Representatives for the officers had attempted to block the implementation of the Comprehensive Policing and Justice Reform Second Temporary Amendment Act of 2020.

In October 2020, the Lawyers’ Committee for Civil Rights Under Law, the Public Defender Service for the District of Columbia, the Washington Lawyers’ Committee for Civil Rights and Urban Affairs, the American Civil Liberties Union for the District of Columbia, and Law4BlackLives DC, filed a joint amicus brief arguing in favor of the District’s motion to dismiss the lawsuit. The brief argued that the public has a right-to-know about, and police officers have no right to privacy in, their public actions as public officials – one of the rationales that the superior court used in explaining why the police union’s lawsuit had no legal merit.

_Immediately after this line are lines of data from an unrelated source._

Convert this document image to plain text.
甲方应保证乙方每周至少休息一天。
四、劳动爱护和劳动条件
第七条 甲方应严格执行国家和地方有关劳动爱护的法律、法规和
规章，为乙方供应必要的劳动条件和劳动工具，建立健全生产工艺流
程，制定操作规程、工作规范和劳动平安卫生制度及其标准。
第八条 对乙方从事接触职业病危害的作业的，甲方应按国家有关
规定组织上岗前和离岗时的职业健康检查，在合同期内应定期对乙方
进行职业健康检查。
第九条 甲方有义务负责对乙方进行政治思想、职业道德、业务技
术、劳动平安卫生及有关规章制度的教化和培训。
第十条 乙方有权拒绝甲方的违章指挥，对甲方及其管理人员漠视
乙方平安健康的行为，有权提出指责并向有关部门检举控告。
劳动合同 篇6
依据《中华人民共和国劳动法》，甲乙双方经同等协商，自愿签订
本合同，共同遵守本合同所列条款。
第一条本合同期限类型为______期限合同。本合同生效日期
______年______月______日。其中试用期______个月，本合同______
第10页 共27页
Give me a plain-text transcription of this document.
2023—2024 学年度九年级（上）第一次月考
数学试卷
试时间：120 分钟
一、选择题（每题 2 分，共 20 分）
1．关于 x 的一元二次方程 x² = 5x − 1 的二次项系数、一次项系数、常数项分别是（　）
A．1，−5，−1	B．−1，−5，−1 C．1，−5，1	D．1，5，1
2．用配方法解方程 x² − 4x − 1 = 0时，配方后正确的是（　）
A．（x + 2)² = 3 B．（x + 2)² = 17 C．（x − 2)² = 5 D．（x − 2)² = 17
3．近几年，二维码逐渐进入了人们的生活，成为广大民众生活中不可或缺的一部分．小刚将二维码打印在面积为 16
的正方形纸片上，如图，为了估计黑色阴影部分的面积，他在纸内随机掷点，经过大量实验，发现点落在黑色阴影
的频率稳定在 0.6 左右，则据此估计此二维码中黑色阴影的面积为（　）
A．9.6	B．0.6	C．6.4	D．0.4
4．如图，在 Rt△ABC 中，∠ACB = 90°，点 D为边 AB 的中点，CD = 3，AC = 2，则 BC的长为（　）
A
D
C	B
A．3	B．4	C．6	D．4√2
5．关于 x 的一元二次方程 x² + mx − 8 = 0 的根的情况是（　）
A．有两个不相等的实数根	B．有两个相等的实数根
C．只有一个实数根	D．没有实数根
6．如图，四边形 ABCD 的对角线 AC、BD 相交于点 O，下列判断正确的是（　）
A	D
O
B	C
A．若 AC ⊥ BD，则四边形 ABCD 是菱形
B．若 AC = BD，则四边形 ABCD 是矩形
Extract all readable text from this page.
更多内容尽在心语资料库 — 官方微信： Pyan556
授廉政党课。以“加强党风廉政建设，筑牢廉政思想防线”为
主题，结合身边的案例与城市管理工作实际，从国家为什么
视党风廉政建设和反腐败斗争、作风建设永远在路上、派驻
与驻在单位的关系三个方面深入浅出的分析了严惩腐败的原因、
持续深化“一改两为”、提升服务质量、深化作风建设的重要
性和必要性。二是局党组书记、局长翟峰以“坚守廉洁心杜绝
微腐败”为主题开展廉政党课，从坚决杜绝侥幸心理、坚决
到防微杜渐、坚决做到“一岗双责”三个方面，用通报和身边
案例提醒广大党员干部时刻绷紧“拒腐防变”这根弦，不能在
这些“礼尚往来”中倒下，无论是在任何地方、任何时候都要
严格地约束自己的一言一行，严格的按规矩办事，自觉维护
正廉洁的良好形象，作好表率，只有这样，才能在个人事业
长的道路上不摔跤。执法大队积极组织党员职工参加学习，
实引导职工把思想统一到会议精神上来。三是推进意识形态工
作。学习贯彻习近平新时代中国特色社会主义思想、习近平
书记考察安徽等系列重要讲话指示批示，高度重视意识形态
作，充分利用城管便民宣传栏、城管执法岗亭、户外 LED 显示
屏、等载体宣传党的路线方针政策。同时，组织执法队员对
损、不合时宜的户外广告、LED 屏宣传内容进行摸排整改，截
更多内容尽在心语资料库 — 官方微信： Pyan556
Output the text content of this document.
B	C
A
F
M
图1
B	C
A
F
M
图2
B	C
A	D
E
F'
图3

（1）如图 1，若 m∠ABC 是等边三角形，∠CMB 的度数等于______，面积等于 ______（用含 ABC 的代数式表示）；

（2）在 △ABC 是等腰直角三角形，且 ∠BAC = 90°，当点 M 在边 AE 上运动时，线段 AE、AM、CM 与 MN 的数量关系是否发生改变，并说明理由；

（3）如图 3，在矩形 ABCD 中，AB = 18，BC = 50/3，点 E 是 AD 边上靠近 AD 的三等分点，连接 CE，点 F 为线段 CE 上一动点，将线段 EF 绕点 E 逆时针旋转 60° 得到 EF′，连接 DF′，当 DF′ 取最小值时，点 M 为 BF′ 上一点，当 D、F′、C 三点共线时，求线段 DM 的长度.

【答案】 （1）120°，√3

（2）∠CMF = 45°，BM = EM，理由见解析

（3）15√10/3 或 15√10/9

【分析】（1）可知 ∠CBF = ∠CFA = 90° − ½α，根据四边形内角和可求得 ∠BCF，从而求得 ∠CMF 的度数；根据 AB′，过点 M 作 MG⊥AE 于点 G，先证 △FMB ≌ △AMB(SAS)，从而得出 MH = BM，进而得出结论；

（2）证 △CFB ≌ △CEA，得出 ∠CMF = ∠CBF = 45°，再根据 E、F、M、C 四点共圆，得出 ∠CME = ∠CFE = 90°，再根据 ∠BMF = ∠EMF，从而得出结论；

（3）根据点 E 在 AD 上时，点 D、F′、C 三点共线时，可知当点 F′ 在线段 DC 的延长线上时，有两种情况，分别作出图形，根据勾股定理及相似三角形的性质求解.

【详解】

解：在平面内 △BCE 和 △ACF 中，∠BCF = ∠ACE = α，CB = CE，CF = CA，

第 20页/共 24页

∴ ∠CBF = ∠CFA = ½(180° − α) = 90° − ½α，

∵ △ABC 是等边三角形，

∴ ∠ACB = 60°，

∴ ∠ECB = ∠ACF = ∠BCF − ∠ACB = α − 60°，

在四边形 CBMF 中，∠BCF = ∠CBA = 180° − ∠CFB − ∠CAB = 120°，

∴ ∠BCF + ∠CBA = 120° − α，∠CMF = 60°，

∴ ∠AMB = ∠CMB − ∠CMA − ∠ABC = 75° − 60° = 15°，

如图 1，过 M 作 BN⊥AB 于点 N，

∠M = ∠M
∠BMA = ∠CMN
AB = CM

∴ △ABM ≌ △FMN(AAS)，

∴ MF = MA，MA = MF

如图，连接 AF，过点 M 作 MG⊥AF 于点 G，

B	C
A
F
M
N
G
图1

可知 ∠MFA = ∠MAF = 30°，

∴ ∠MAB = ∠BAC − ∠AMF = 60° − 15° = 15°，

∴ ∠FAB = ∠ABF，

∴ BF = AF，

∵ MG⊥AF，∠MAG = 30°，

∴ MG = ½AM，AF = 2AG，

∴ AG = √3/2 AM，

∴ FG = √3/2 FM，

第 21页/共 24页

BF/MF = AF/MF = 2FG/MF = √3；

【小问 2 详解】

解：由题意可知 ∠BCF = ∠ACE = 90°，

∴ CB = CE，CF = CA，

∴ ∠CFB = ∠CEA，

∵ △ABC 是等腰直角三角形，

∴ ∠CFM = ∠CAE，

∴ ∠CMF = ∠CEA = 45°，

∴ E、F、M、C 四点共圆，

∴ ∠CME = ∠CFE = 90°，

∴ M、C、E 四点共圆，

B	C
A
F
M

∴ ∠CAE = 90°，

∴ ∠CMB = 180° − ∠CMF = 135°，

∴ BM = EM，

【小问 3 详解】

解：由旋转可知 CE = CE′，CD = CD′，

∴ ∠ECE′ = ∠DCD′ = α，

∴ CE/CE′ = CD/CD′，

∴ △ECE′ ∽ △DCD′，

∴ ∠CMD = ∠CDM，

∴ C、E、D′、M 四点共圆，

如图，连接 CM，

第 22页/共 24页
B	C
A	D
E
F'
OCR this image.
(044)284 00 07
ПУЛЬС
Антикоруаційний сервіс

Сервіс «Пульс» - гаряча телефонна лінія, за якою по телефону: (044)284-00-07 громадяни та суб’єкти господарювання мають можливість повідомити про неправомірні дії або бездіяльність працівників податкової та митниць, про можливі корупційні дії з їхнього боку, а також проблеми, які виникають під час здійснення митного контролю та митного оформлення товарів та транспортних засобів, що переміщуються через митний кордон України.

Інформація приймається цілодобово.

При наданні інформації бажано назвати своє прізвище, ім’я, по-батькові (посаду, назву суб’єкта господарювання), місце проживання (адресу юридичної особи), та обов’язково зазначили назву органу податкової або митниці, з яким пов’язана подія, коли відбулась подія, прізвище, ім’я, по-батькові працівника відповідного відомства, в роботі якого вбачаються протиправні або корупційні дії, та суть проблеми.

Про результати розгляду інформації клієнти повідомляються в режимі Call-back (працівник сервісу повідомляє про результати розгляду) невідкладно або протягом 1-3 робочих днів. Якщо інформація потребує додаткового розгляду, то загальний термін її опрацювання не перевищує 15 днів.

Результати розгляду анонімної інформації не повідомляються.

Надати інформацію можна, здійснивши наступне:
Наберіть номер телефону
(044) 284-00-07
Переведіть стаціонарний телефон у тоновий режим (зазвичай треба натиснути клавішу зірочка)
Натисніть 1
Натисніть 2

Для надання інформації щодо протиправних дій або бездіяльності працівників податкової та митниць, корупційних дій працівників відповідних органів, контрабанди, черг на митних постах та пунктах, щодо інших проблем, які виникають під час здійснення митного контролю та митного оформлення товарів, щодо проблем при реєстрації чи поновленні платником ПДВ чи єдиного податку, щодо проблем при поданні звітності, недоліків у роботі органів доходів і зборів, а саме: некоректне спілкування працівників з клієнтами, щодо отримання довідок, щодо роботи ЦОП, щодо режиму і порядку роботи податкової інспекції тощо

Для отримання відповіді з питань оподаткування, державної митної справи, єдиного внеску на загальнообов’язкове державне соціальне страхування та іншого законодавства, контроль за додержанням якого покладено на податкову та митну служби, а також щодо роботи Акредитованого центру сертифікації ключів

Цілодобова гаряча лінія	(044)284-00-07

“Law enforcement has a duty to serve and protect, and the public has the right to know whether and how law enforcement upholds that duty, particularly when police officers use force against or kill members of our community,” said John Fowler, counsel with the Lawyers’ Committee for Civil Rights Under Law. “This dismissal is a win for public accountability in a city with a decades-long history of secrecy around police misconduct.”

“We are proud to work alongside these five organizations in promoting justice,” said Paul Kiernan, partner at Holland & Knight. “The court’s decision is a strong statement supporting transparency in policing.”

In enacting the Comprehensive Policing and Justice Reform Amendment Act of 2020, the District of Columbia’s elected officials embraced accountability and transparency for a city with a troubled history of police abuses and chronic failures to hold officers accountable for their misconduct.